Çocuklar ebeveynlerini parmaklarında oynatmayı çabucak öğrenir ve bu yeteneklerini yetişkin yaşamlarında da sürdüreceklerdir. Örneğin, ebeveynlerini çocukluktan beri parmağında oynatmayı öğrenmiş bir kadın, onun “özel” sorununu sadece pastörün ele alabileceğinde ısrarlı davranır. Bu baskı hemen görülüp çözülmezse, pastörün duygusal kaynaklarının erimesine, duygusal bağımlılığa ve hatta ahlaksızlığa kadar gidebilir. Pavlus, Timoteos’a yazdığında “genç dullar”257 bağlamında bu sorunu ele aldı. Tanrı yolunda yürüyen yaşlı kadınların genç kadınları bu konularda eğitmesini de özellikle söyler. Bunu pastörlerden çok yaşlı kadınların yapmasını söyler. 258
Hizmetimin ilk yıllarında, Tanrı’nın kendisine söylediği şeyleri benimle tartışmaya çalışan bir hanımı anımsıyorum. O zaman o hanımın eşim Scilla ile bu konuları hiç konuşmadığını ve hatta eşime bu konularda kendisini yetersiz hissettirdiğini maalesef fark etmedim. Tahmin ettiğiniz gibi, Scilla bu konuya dikkatimi çekti ve ben de tehlikeyi görmeye başladım. Geçenlerde (yıllar sonra) gittiği kilisenin pastöründen bana bir telefon geldi. Bu hanımın daima önderler üzerinde bir etki yaratmaya çalışıp, eşlerini görmezden geldiği bir durumu yaşayıp yaşamadığımı sordu. Onun tutumunun hala devam ettiği apaçıktı.

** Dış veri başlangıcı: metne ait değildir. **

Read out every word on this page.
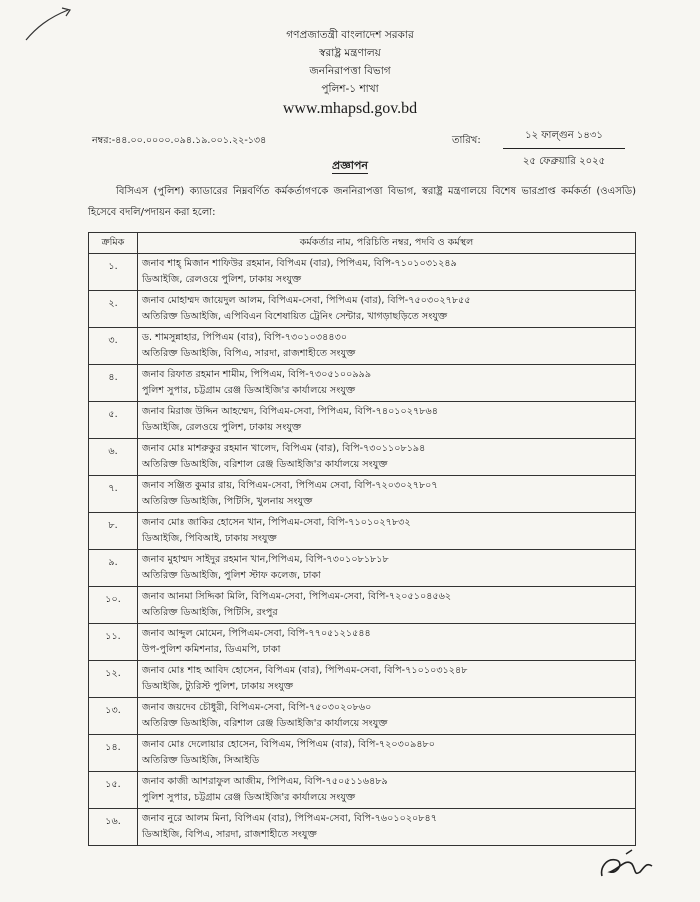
গণপ্রজাতন্ত্রী বাংলাদেশ সরকার
স্বরাষ্ট্র মন্ত্রণালয়
জননিরাপত্তা বিভাগ
পুলিশ-১ শাখা
www.mhapsd.gov.bd
নম্বর:-৪৪.০০.০০০০.০৯৪.১৯.০০১.২২-১৩৪	তারিখ:	১২ ফাল্গুন ১৪৩১
২৫ ফেব্রুয়ারি ২০২৫
প্রজ্ঞাপন
বিসিএস (পুলিশ) ক্যাডারের নিম্নবর্ণিত কর্মকর্তাগণকে জননিরাপত্তা বিভাগ, স্বরাষ্ট্র মন্ত্রণালয়ে বিশেষ ভারপ্রাপ্ত কর্মকর্তা (ওএসডি) হিসেবে বদলি/পদায়ন করা হলো:
ক্রমিক	কর্মকর্তার নাম, পরিচিতি নম্বর, পদবি ও কর্মস্থল
১.	জনাব শাহ্ মিজান শাফিউর রহমান, বিপিএম (বার), পিপিএম, বিপি-৭১০১০৩১২৪৯
ডিআইজি, রেলওয়ে পুলিশ, ঢাকায় সংযুক্ত

২.	জনাব মোহাম্মদ জায়েদুল আলম, বিপিএম-সেবা, পিপিএম (বার), বিপি-৭৫০৩০২৭৮৫৫
অতিরিক্ত ডিআইজি, এপিবিএন বিশেষায়িত ট্রেনিং সেন্টার, খাগড়াছড়িতে সংযুক্ত

৩.	ড. শামসুন্নাহার, পিপিএম (বার), বিপি-৭৩০১০৩৪৪৩০
অতিরিক্ত ডিআইজি, বিপিএ, সারদা, রাজশাহীতে সংযুক্ত

৪.	জনাব রিফাত রহমান শামীম, পিপিএম, বিপি-৭৩০৫১০০৯৯৯
পুলিশ সুপার, চট্টগ্রাম রেঞ্জ ডিআইজি'র কার্যালয়ে সংযুক্ত

৫.	জনাব মিরাজ উদ্দিন আহম্মেদ, বিপিএম-সেবা, পিপিএম, বিপি-৭৪০১০২৭৮৬৪
ডিআইজি, রেলওয়ে পুলিশ, ঢাকায় সংযুক্ত

৬.	জনাব মোঃ মাশরুকুর রহমান খালেদ, বিপিএম (বার), বিপি-৭৩০১১০৮১৯৪
অতিরিক্ত ডিআইজি, বরিশাল রেঞ্জ ডিআইজি'র কার্যালয়ে সংযুক্ত

৭.	জনাব সঞ্জিত কুমার রায়, বিপিএম-সেবা, পিপিএম সেবা, বিপি-৭২০৩০২৭৮০৭
অতিরিক্ত ডিআইজি, পিটিসি, খুলনায় সংযুক্ত

৮.	জনাব মোঃ জাকির হোসেন খান, পিপিএম-সেবা, বিপি-৭১০১০২৭৮৩২
ডিআইজি, পিবিআই, ঢাকায় সংযুক্ত

৯.	জনাব মুহাম্মদ সাইদুর রহমান খান,পিপিএম, বিপি-৭৩০১০৮১৮১৮
অতিরিক্ত ডিআইজি, পুলিশ স্টাফ কলেজ, ঢাকা

১০.	জনাব আনমা সিদ্দিকা মিলি, বিপিএম-সেবা, পিপিএম-সেবা, বিপি-৭২০৫১০৪৫৬২
অতিরিক্ত ডিআইজি, পিটিসি, রংপুর

১১.	জনাব আব্দুল মোমেন, পিপিএম-সেবা, বিপি-৭৭০৫১২১৫৪৪
উপ-পুলিশ কমিশনার, ডিএমপি, ঢাকা

১২.	জনাব মোঃ শাহ আবিদ হোসেন, বিপিএম (বার), পিপিএম-সেবা, বিপি-৭১০১০৩১২৪৮
ডিআইজি, ট্যুরিস্ট পুলিশ, ঢাকায় সংযুক্ত

১৩.	জনাব জয়দেব চৌধুরী, বিপিএম-সেবা, বিপি-৭৫০৩০২০৮৬০
অতিরিক্ত ডিআইজি, বরিশাল রেঞ্জ ডিআইজি'র কার্যালয়ে সংযুক্ত

১৪.	জনাব মোঃ দেলোয়ার হোসেন, বিপিএম, পিপিএম (বার), বিপি-৭২০৩০৯৪৮০
অতিরিক্ত ডিআইজি, সিআইডি

১৫.	জনাব কাজী আশরাফুল আজীম, পিপিএম, বিপি-৭৫০৫১১৬৪৮৯
পুলিশ সুপার, চট্টগ্রাম রেঞ্জ ডিআইজি'র কার্যালয়ে সংযুক্ত

১৬.	জনাব নুরে আলম মিনা, বিপিএম (বার), পিপিএম-সেবা, বিপি-৭৬০১০২০৮৪৭
ডিআইজি, বিপিএ, সারদা, রাজশাহীতে সংযুক্ত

“Kapılar arkasında” iş yapan ya da fazlasıyla anaerkil bir kültürden geliyorsanız, o kültürde bir İzebel kalesinin olabileceğini söyleyebilirim. İnsanların özgürce yürümesini sağlamak için onlara düzenli olarak öğretişte bulunmak gerekir.
Bu konuya nokta koymadan İzebel ve peygamberlik hakkındaki meselelere açıklık getirmem gerekir. Bu da bizi başa; ta Tiyatira ve İlyas’a götürür.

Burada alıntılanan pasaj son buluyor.